Read Time:2 Minute, 12 Second
PC Deniz Jaffer 47, and PC Jamie Lewis, 33, appeared before Judge Mark Lucraft at the Old Bailey on Tuesday morning charged with committing misconduct in a public office between 7 June and 23 June last year.
The officers had been assigned to protect the scene in Wembley’s Fryent County Park after sisters Bibaa Henry, 46, and Nicole Smallman, 27, were found dead in bushes.
Instead, they breached the cordon to take “inappropriate” and “unauthorised” photographs of the bodies, which were then shared on WhatsApp.
Jaffer took four photographs and Lewis took two and one of the images sent to a female colleague had Lewis’s face superimposed onto it, it can now be reported.
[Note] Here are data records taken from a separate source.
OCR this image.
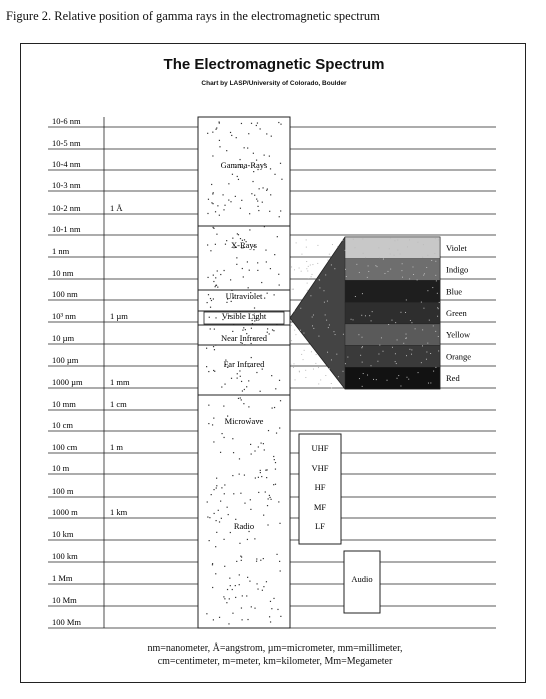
Figure 2. Relative position of gamma rays in the electromagnetic spectrum
The Electromagnetic Spectrum
Chart by LASP/University of Colorado, Boulder
10-6 nm
10-5 nm
10-4 nm
10-3 nm
10-2 nm
10-1 nm
1 nm
10 nm
100 nm
10³ nm
10 µm
100 µm
1000 µm
10 mm
10 cm
100 cm
10 m
100 m
1000 m
10 km
100 km
1 Mm
10 Mm
100 Mm
1 Å
1 µm
1 mm
1 cm
1 m
1 km
Gamma-Rays
X-Rays
Ultraviolet
Visible Light
Near Infrared
Far Infrared
Microwave
Radio
UHF
VHF
HF
MF
LF
Audio
Violet
Indigo
Blue
Green
Yellow
Orange
Red
nm=nanometer, Å=angstrom, µm=micrometer, mm=millimeter,
cm=centimeter, m=meter, km=kilometer, Mm=Megameter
The pair were later arrested as part of a criminal investigation by the Independent Office for Police Conduct (IOPC) watchdog.
At the hearing, they both admitted to the same charge, which stated that “without authorisation he entered a crime scene he had been assigned to protect, sending information about his attendance at the scene to members of the public via WhatsApp and taking photographs of the crime scene”.
The pair, attached to the Metropolitan Police’s North East command unit, were both suspended from duty following their arrests on 22 June last year.
The sisters’ mother Mina Smallman, who has described the officers as “despicable”, sat in court for the hearing.
The jury was shown pictures taken by Pc Jaffer early on 8 June of the bodies inside the bushy area where they were found.
Throughout the trial, images of the bodies in situ had been blacked out before being shown in court.
It can now be reported that Jaffer and Lewis were assigned to guard the deposition site on 8 June, arriving at 03.30 before being placed at the inner cordon closest to the bodies.
But a female colleague – identified only as Pc 3 – saw them walking backwards and forwards to talk to each other.
Pc 3 was then approached by the defendants, who told her that the victims’ bodies were inside a bush close to where one of them had been standing.
A while later, the female officer received a WhatsApp message from Jaffer – Pc 1 – containing four photographs of the bodies.
One of the images had the face of Lewis – Pc 2 – superimposed on it.
Jurors were told that the images were subsequently circulated by both defendants.
The Crown Prosecution Service said Lewis also shared photographs he had taken at the crime scene – which did not show the victims – with a WhatsApp group of 40-plus officers called the A Team.
Meanwhile, Jaffer sent photos of the victims to three friends on WhatsApp.